1. Bell‑measurement protocol (two‑copy scheme).
   The authors observe that while no single‑qubit stabilizer is orthogonal to |T⟩, the antisymmetric Bell state |Ψ⁻⟩=(|01⟩‑|10⟩)/√2 is orthogonal to |T⟩⊗|T⟩. By preparing two copies of ρ, twirling them (random Clifford from the stabilizer group of |ψ⟩), applying CNOT₁,₂·(H⊗I), and measuring both qubits in the computational basis, the outcome “11” occurs with probability ε(1‑ε)=Θ(ε). Hence the measurement statistics are Bernoulli(Θ(ε)), and the estimator’s variance scales as ε/N. Consequently, O(1/ε) samples suffice, which matches a lower bound and is therefore optimal. Theorem 2 generalizes this result to any n‑qubit magic state whose twirling group Gψ decomposes the Hilbert space into irreducible representations H₀=span{|ψ⟩} and H_j (j≥1) that are not equivalent to H₀. In this case the Bell‑type circuit implements a SWAP test, and the probability of obtaining an odd parity outcome is exactly ε+O(ε²). The sample complexity becomes N=O((log 1/δ)/(r² ε)) for confidence 1‑δ.

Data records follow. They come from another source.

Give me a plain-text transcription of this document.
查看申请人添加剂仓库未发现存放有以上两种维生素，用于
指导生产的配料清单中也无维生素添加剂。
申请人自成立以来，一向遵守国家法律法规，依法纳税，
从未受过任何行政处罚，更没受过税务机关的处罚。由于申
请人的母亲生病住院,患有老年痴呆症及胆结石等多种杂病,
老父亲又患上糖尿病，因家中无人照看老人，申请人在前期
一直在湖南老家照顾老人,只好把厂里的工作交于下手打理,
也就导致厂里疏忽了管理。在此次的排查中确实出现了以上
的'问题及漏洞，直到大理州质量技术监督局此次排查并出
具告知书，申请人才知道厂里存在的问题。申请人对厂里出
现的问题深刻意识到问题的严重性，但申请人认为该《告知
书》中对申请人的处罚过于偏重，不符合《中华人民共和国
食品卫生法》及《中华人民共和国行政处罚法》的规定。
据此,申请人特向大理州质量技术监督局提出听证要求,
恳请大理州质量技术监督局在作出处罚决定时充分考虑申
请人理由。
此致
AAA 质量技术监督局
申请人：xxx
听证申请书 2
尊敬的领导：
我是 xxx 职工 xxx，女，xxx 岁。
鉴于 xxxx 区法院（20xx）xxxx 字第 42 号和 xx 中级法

2. Single‑copy protocol using multi‑qubit magic states.
   Preparing two high‑fidelity copies simultaneously can be experimentally demanding, especially when the distillation success probability is low. The authors therefore consider multi‑qubit magic states such as |CZ⟩ and |CCZ⟩. After twirling, the noisy state takes the form ρ′=(1‑ε)|ψ⟩⟨ψ|⊕εσ, where σ lives in the orthogonal subspace ⊕{j≥1}H_j. Each H_j contains at least one stabilizer state |s_j⟩. Measuring the overlap ⟨s_j|ρ′|s_j⟩ directly yields λ_j, the weight of ρ′ on H_j. Since ε=∑{j≥1}λ_j·dim(H_j), estimating the λ_j’s with standard Bernoulli sampling gives an O(1/ε) overall sample cost. Theorem 3 formalizes the conditions under which this works and proves optimality.

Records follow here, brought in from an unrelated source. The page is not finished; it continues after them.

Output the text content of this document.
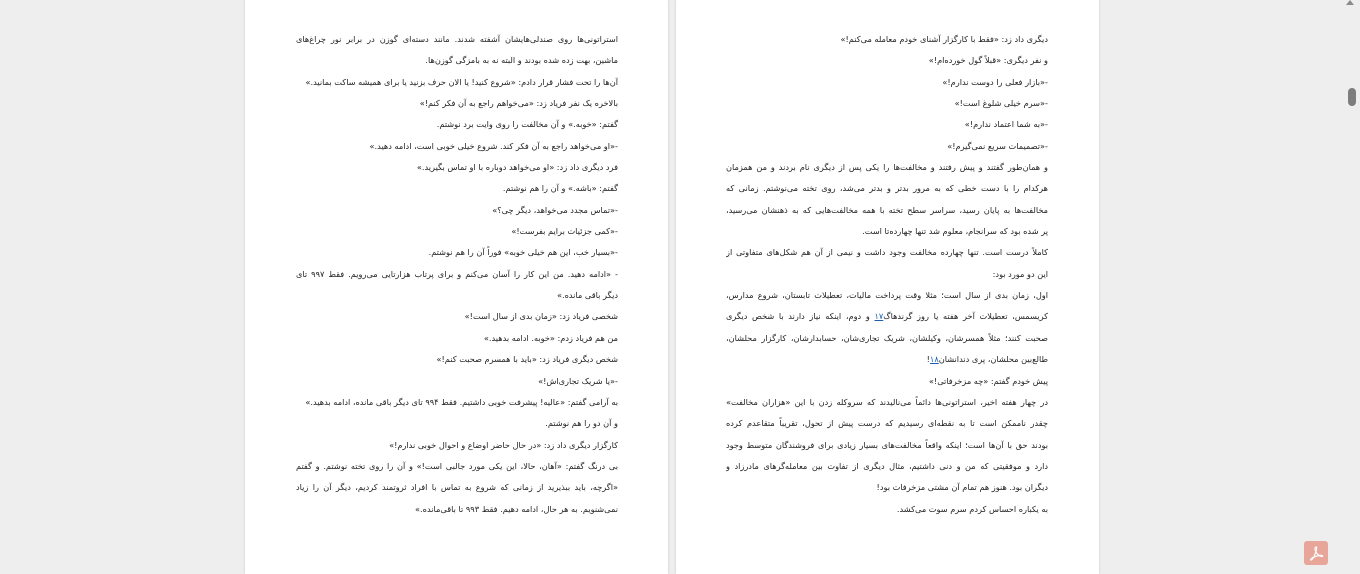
دیگری داد زد: «فقط با کارگزار آشنای خودم معامله می‌کنم!»
و نفر دیگری: «قبلاً گول خورده‌ام!»
-«بازار فعلی را دوست ندارم!»
-«سرم خیلی شلوغ است!»
-«به شما اعتماد ندارم!»
-«تصمیمات سریع نمی‌گیرم!»
و همان‌طور گفتند و پیش رفتند و مخالفت‌ها را یکی پس از دیگری نام بردند و من همزمان
هرکدام را با دست خطی که به مرور بدتر و بدتر می‌شد، روی تخته می‌نوشتم. زمانی که
مخالفت‌ها به پایان رسید، سراسر سطح تخته با همه مخالفت‌هایی که به ذهنشان می‌رسید،
پر شده بود که سرانجام، معلوم شد تنها چهارده‌تا است.
کاملاً درست است. تنها چهارده مخالفت وجود داشت و نیمی از آن هم شکل‌های متفاوتی از
این دو مورد بود:
اول، زمان بدی از سال است؛ مثلا وقت پرداخت مالیات، تعطیلات تابستان، شروع مدارس،
کریسمس، تعطیلات آخر هفته یا روز گرندهاگ۱۷ و دوم، اینکه نیاز دارند با شخص دیگری
صحبت کنند؛ مثلاً همسرشان، وکیلشان، شریک تجاری‌شان، حسابدارشان، کارگزار محلشان،
طالع‌بین محلشان، پری دندانشان۱۸!
پیش خودم گفتم: «چه مزخرفاتی!»
در چهار هفته اخیر، استراتونی‌ها دائماً می‌نالیدند که سروکله زدن با این «هزاران مخالفت»
چقدر ناممکن است تا به نقطه‌ای رسیدیم که درست پیش از تحول، تقریباً متقاعدم کرده
بودند حق با آن‌ها است؛ اینکه واقعاً مخالفت‌های بسیار زیادی برای فروشندگان متوسط وجود
دارد و موفقیتی که من و دنی داشتیم، مثال دیگری از تفاوت بین معامله‌گرهای مادرزاد و
دیگران بود. هنوز هم تمام آن مشتی مزخرفات بود!
به یکباره احساس کردم سرم سوت می‌کشد.
استراتونی‌ها روی صندلی‌هایشان آشفته شدند. مانند دسته‌ای گوزن در برابر نور چراغ‌های
ماشین، بهت زده شده بودند و البته نه به بامزگی گوزن‌ها.
آن‌ها را تحت فشار قرار دادم: «شروع کنید! یا الان حرف بزنید یا برای همیشه ساکت بمانید.»
بالاخره یک نفر فریاد زد: «می‌خواهم راجع به آن فکر کنم!»
گفتم: «خوبه.» و آن مخالفت را روی وایت برد نوشتم.
-«او می‌خواهد راجع به آن فکر کند. شروع خیلی خوبی است، ادامه دهید.»
فرد دیگری داد زد: «او می‌خواهد دوباره با او تماس بگیرید.»
گفتم: «باشه.» و آن را هم نوشتم.
-«تماس مجدد می‌خواهد، دیگر چی؟»
-«کمی جزئیات برایم بفرست!»
-«بسیار خب، این هم خیلی خوبه» فوراً آن را هم نوشتم.
- «ادامه دهید. من این کار را آسان می‌کنم و برای پرتاب هزارتایی می‌رویم. فقط ۹۹۷ تای
دیگر باقی مانده.»
شخصی فریاد زد: «زمان بدی از سال است!»
من هم فریاد زدم: «خوبه. ادامه بدهید.»
شخص دیگری فریاد زد: «باید با همسرم صحبت کنم!»
-«یا شریک تجاری‌اش!»
به آرامی گفتم: «عالیه! پیشرفت خوبی داشتیم. فقط ۹۹۴ تای دیگر باقی مانده، ادامه بدهید.»
و آن دو را هم نوشتم.
کارگزار دیگری داد زد: «در حال حاضر اوضاع و احوال خوبی ندارم!»
بی درنگ گفتم: «آهان، حالا، این یکی مورد جالبی است!» و آن را روی تخته نوشتم. و گفتم
«اگرچه، باید ببذیرید از زمانی که شروع به تماس با افراد ثروتمند کردیم، دیگر آن را زیاد
نمی‌شنویم. به هر حال، ادامه دهیم. فقط ۹۹۳ تا باقی‌مانده.»
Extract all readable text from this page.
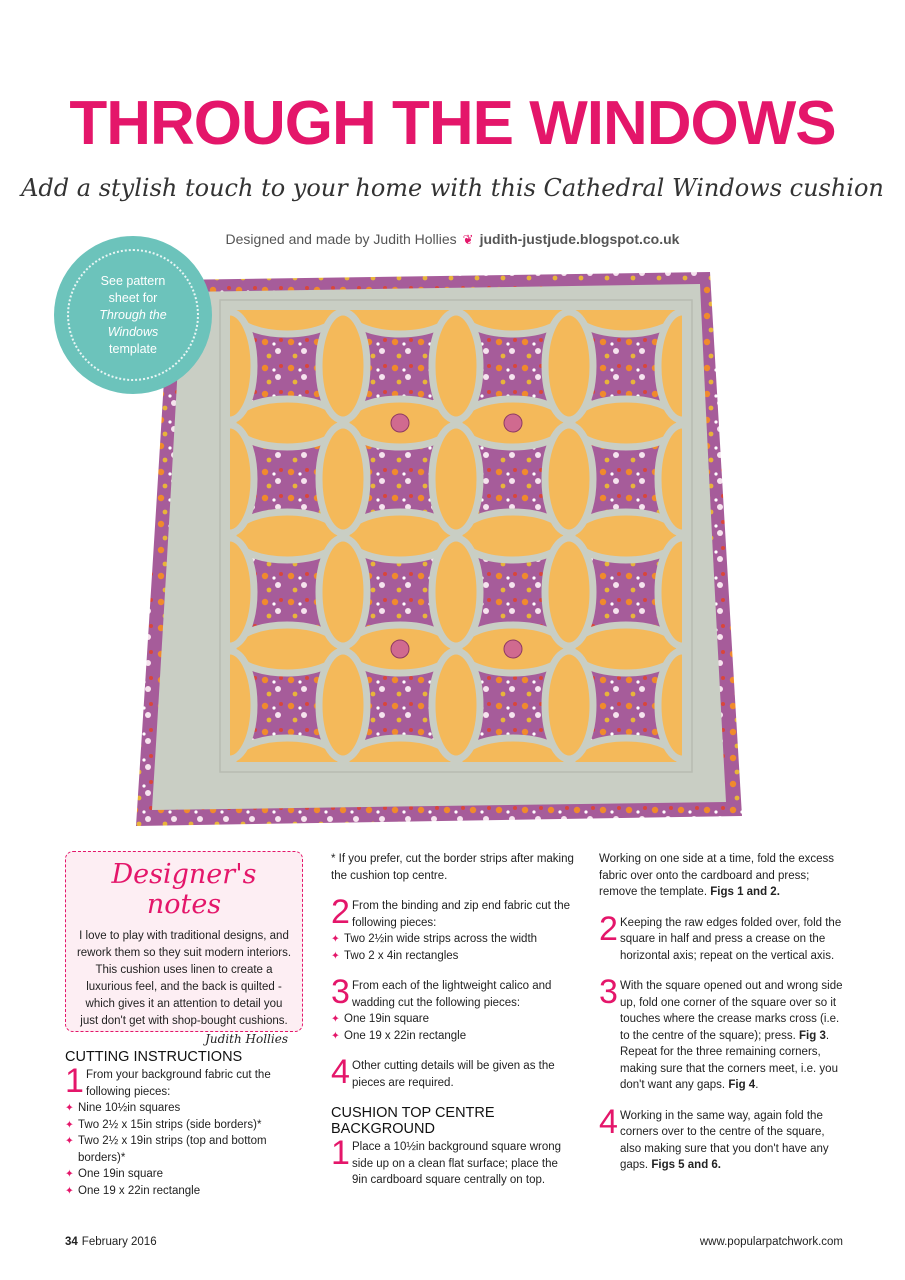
THROUGH THE WINDOWS
Add a stylish touch to your home with this Cathedral Windows cushion
Designed and made by Judith Hollies ❦ judith-justjude.blogspot.co.uk
See pattern
sheet for
Through the
Windows
template
Designer's notes
I love to play with traditional designs, and rework them so they suit modern interiors. This cushion uses linen to create a luxurious feel, and the back is quilted - which gives it an attention to detail you just don't get with shop-bought cushions.
Judith Hollies
CUTTING INSTRUCTIONS
1 From your background fabric cut the following pieces:

✦ Nine 10½in squares
✦ Two 2½ x 15in strips (side borders)*
✦ Two 2½ x 19in strips (top and bottom borders)*
✦ One 19in square
✦ One 19 x 22in rectangle

* If you prefer, cut the border strips after making the cushion top centre.

2 From the binding and zip end fabric cut the following pieces:

✦ Two 2½in wide strips across the width
✦ Two 2 x 4in rectangles
3 From each of the lightweight calico and wadding cut the following pieces:

✦ One 19in square
✦ One 19 x 22in rectangle
4 Other cutting details will be given as the pieces are required.

CUSHION TOP CENTRE BACKGROUND
1 Place a 10½in background square wrong side up on a clean flat surface; place the 9in cardboard square centrally on top.

Working on one side at a time, fold the excess fabric over onto the cardboard and press; remove the template. Figs 1 and 2.

2 Keeping the raw edges folded over, fold the square in half and press a crease on the horizontal axis; repeat on the vertical axis.

3 With the square opened out and wrong side up, fold one corner of the square over so it touches where the crease marks cross (i.e. to the centre of the square); press. Fig 3. Repeat for the three remaining corners, making sure that the corners meet, i.e. you don't want any gaps. Fig 4.

4 Working in the same way, again fold the corners over to the centre of the square, also making sure that you don't have any gaps. Figs 5 and 6.

34 February 2016	www.popularpatchwork.com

The paper backs the theoretical claims with extensive numerical simulations that incorporate realistic error channels: depolarizing gate noise, state‑preparation errors, and measurement mis‑assignments. For logical infidelities around 10⁻³–10⁻² (fidelities 0.99–0.995), the Bell‑measurement scheme reduces the required number of magic‑state copies by two to three orders of magnitude compared with conventional tomography. Even when only a single copy is available, the multi‑qubit single‑copy protocol still achieves a factor‑≈100 improvement. The simulations demonstrate robustness: the advantage persists up to moderate physical error rates (≈1 %) that are already achievable in neutral‑atom arrays and superconducting qubit platforms.

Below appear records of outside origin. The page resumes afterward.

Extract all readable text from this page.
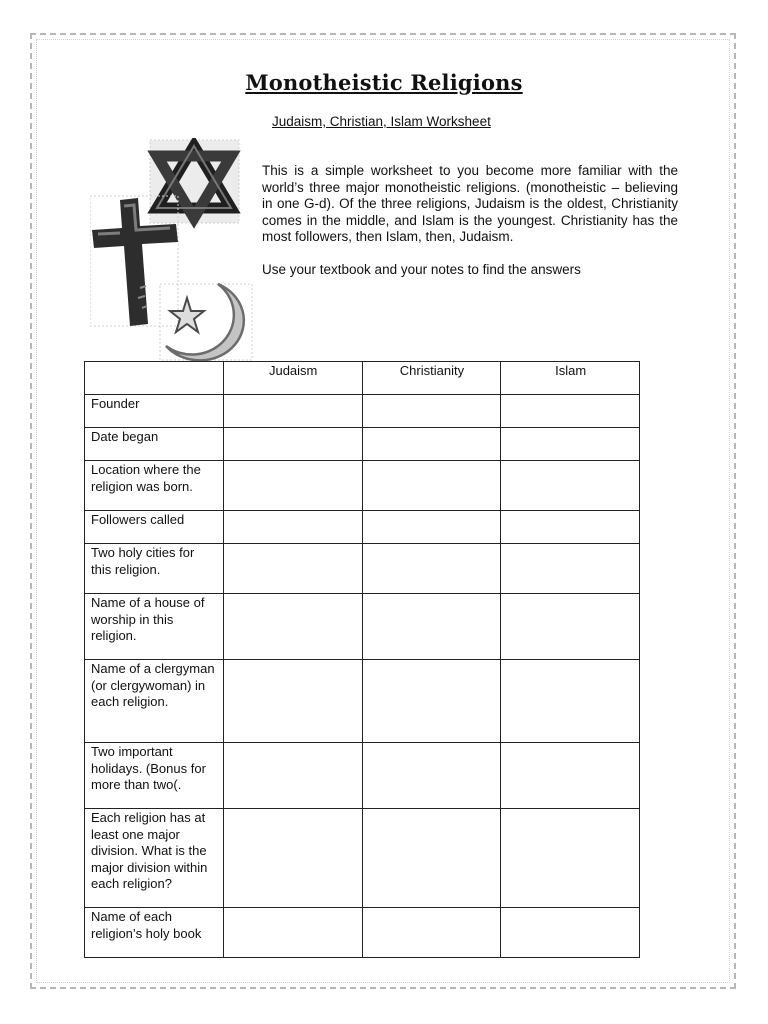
Monotheistic Religions
Judaism, Christian, Islam Worksheet
This is a simple worksheet to you become more familiar with the world’s three major monotheistic religions. (monotheistic – believing in one G-d). Of the three religions, Judaism is the oldest, Christianity comes in the middle, and Islam is the youngest. Christianity has the most followers, then Islam, then, Judaism.
Use your textbook and your notes to find the answers
	Judaism	Christianity	Islam
Founder			
Date began			
Location where the religion was born.			
Followers called			
Two holy cities for this religion.			
Name of a house of worship in this religion.			
Name of a clergyman (or clergywoman) in each religion.			
Two important holidays. (Bonus for more than two(.			
Each religion has at least one major division. What is the major division within each religion?			
Name of each religion’s holy book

In conclusion, the work establishes a fundamental Ω(1/ε²) lower bound for any single‑copy, Clifford‑only benchmarking of single‑qubit magic states, and then provides two optimal O(1/ε) protocols that circumvent this bound. The Bell‑measurement approach is broadly applicable to any magic state whose twirling group satisfies the representation‑theoretic condition, while the multi‑qubit single‑copy method offers a practical alternative when simultaneous preparation of two copies is infeasible. These results give experimentalists concrete, resource‑efficient tools for real‑time quality assessment of logical magic states, a critical step toward scalable fault‑tolerant quantum computers.